Here’s what data looks like:

Code
healers_subc_base |>
  dplyr::select(
    class_spec,
    score_mean,
    score_sd,
    n,
    error,
    conf.low,
    conf.high) |>
  kbl()
class_spec score_mean score_sd n error conf.low conf.high
priest_discipline 465.0410 6.386351 100 9.455484 455.5855 474.4965
monk_mistweaver 448.7010 6.759889 101 9.066536 439.6345 457.7675
shaman_restoration 428.9871 5.058412 101 9.903749 419.0834 438.8909
evoker_preservation 394.0182 46.283639 33 16.411465 377.6067 410.4296
druid_restoration 397.9468 42.417557 77 9.627604 388.3191 407.5744
paladin_holy 386.9217 51.466627 83 11.238051 375.6836 398.1597
priest_holy 406.1095 51.091789 21 23.256704 382.8528 429.3662

It might not be that interesting to look at the data in a table, but we can plot the data instead. The plot will give us a far better view of what the data looks like between the different specializations:

Code
ggplot(healers_subc_base,
  aes(
    x = reorder(class_spec, conf.low),
    y = score_mean,
    colour = class,
    ymin = conf.low,
    ymax = conf.high)
  ) +
    geom_pointrange() +
    geom_point(aes(y=conf.low), color="grey90", size=1.5) +
    scale_color_manual(values = wow_colors) +
    geom_hline(yintercept=clusters$centers, lty="dashed", colour="grey60") +
    coord_flip() +
    labs(title = "Subcreation confidence intervals",
         subtitle = "Computations follows Subcreation exactly",
         caption = "Source: https://raider.io",
         x = "Specialization",
         y = "Mean score & 95% CI")
Figure 5.5: Healer strength computation in the style of Subcreation. The X-axis represents the typical score for a single dungeon run among the sampled top players. Scores fall into a 95% confidence interval of possible values, and overlaps of the intervals suggest two specializations have roughly the same power. A white dot marks the lower bound of the confidence interval, which is a conservative estimate used by Subcreation. The dashed vertical lines represents the centers of the tiers with the rightmost line being S-tier.

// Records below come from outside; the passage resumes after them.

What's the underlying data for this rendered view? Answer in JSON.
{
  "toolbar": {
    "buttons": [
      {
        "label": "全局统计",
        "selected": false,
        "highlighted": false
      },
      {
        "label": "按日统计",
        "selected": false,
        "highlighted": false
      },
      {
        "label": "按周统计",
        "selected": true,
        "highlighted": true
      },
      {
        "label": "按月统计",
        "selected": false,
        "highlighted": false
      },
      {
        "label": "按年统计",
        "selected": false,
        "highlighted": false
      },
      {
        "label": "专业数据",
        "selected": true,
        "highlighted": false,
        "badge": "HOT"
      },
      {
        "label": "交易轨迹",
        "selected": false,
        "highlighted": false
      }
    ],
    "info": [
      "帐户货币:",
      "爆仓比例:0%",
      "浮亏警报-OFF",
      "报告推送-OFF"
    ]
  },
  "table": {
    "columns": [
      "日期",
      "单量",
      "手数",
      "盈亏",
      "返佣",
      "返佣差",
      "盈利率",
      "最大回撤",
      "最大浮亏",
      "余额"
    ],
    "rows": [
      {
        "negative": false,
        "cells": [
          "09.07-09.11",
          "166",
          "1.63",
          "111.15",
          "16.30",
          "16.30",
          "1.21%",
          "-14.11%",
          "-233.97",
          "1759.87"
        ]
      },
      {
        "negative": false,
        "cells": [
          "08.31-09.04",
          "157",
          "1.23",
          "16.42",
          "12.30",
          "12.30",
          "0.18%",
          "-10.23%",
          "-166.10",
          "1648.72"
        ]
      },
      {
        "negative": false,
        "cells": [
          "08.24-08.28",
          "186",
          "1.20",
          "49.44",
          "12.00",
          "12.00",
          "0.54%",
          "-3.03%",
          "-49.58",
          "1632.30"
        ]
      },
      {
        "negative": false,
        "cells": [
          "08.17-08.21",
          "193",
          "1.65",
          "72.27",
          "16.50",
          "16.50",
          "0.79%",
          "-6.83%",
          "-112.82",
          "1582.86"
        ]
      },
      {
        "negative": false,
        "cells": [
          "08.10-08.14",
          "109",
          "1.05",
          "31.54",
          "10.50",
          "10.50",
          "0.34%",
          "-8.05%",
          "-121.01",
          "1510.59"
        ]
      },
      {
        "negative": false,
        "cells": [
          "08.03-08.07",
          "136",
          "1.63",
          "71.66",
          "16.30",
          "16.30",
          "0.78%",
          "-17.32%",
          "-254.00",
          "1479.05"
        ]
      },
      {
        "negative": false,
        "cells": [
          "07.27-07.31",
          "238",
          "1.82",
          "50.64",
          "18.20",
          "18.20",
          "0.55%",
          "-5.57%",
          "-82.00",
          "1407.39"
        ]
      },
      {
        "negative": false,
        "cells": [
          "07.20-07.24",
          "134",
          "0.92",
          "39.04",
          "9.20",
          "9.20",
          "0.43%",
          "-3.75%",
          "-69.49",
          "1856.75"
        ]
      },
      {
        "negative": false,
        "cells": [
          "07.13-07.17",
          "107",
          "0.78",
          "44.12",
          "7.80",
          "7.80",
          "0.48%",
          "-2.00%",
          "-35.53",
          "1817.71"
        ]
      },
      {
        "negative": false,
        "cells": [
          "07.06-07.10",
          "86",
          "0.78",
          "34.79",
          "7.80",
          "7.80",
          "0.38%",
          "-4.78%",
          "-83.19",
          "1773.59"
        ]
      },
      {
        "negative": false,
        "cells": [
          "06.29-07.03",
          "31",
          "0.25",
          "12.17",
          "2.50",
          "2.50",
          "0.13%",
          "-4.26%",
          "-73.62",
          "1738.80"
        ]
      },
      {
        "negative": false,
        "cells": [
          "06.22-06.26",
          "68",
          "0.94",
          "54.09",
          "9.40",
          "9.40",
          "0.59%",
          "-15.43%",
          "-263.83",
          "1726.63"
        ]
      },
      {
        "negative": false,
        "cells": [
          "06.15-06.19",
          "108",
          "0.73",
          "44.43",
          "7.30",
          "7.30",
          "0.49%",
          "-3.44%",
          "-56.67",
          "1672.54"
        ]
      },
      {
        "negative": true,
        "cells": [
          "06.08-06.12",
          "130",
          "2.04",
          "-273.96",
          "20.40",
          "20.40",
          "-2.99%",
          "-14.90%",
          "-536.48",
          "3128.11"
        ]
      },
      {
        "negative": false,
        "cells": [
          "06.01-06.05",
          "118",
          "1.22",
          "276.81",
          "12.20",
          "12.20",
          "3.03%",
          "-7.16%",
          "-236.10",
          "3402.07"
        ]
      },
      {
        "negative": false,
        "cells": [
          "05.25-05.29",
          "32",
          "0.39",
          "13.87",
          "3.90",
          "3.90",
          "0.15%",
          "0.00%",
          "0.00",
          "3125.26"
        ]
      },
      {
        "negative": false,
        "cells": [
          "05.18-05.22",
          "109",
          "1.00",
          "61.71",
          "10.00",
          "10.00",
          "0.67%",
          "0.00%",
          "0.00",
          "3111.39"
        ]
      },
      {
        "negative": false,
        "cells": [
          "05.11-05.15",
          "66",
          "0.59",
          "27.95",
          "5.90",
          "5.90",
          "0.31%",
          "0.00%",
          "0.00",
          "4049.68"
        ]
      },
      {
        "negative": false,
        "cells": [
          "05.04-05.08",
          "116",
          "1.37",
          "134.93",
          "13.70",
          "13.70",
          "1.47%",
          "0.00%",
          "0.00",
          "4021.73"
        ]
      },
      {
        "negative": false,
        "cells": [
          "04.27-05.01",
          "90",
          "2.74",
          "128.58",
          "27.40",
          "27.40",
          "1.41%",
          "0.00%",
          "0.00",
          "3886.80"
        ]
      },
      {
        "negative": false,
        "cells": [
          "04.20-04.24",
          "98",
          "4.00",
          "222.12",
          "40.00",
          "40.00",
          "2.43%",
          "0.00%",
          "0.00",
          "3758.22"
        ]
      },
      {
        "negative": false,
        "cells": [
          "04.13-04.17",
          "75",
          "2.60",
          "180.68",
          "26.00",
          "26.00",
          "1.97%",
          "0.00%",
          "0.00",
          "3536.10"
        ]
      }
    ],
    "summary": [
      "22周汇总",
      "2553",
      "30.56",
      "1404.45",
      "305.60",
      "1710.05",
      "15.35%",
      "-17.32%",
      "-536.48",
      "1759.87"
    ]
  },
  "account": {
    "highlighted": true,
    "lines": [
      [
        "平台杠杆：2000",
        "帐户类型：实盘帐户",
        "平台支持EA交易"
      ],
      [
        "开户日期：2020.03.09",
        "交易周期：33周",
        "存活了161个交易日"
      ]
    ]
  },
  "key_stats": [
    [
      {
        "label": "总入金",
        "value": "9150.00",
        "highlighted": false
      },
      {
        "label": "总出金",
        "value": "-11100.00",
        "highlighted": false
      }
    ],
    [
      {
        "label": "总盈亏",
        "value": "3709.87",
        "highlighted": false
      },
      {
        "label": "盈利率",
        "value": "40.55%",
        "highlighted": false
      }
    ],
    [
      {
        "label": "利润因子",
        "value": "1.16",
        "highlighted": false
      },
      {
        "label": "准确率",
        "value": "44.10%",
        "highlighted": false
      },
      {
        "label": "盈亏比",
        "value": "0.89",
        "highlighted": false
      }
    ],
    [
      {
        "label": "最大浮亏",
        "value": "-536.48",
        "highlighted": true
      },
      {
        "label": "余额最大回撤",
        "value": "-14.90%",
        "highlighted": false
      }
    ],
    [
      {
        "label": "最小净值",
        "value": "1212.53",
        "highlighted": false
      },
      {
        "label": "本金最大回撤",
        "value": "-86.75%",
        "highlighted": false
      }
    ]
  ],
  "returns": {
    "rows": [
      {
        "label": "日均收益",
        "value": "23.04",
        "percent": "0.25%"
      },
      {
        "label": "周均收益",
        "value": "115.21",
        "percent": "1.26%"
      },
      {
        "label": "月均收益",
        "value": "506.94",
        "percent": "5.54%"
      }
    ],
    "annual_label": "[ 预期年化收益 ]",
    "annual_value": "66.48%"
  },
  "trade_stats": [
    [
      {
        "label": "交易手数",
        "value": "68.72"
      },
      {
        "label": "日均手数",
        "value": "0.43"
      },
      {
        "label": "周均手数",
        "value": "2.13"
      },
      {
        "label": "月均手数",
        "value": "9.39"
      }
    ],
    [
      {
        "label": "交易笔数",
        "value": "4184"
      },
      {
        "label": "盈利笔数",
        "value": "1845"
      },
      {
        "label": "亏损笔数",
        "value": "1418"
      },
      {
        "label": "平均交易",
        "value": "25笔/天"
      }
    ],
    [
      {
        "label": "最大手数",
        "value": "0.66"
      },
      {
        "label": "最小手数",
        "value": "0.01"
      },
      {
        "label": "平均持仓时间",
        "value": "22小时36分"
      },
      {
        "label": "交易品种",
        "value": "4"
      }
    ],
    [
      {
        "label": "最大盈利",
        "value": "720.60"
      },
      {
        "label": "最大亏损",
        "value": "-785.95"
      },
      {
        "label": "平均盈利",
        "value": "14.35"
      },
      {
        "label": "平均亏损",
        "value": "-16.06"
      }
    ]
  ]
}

Generally, if there’s no overlap between the intervals, there’s likely to be a difference between the specializations. If the intervals overlap, however, it isn’t as clear. It may be those two specializations are roughly the same in power, but errors in measurements have led to the mean being slightly different. There are statistical methods to tease out such a difference.

The white dot marks the lower bound of the 95% Confidence Interval. This is the scoring used by Subcreation in order to sort each specialization into tiers. The centers of the tiers are marked by the dashed lines in the output, with S-tier being the rightmost and F-tier being the leftmost. Specializations are sorted into the closest tier based on the computed center of that tier. In turn, specializations with lower bounds that are relatively close ends up in the same tiers.

5.2.3 Discussion

Subcreation uses a computation which is wrong and misleading.

  • It uses the top-100 runs from each spec, but blends it with the full dataset.
  • Because specialization popularity varies a lot, then the outcome will vary with popularity of specs.
  • From the perspective of sampling, we’ve just sampled way more of the popular specs.
  • You pick the best runs from the popular specs, but you pick all runs from the less popular specs.
  • We are also sampling in dungeon runs, not among specializations.
  • A hard or easy dungeon can skew the data.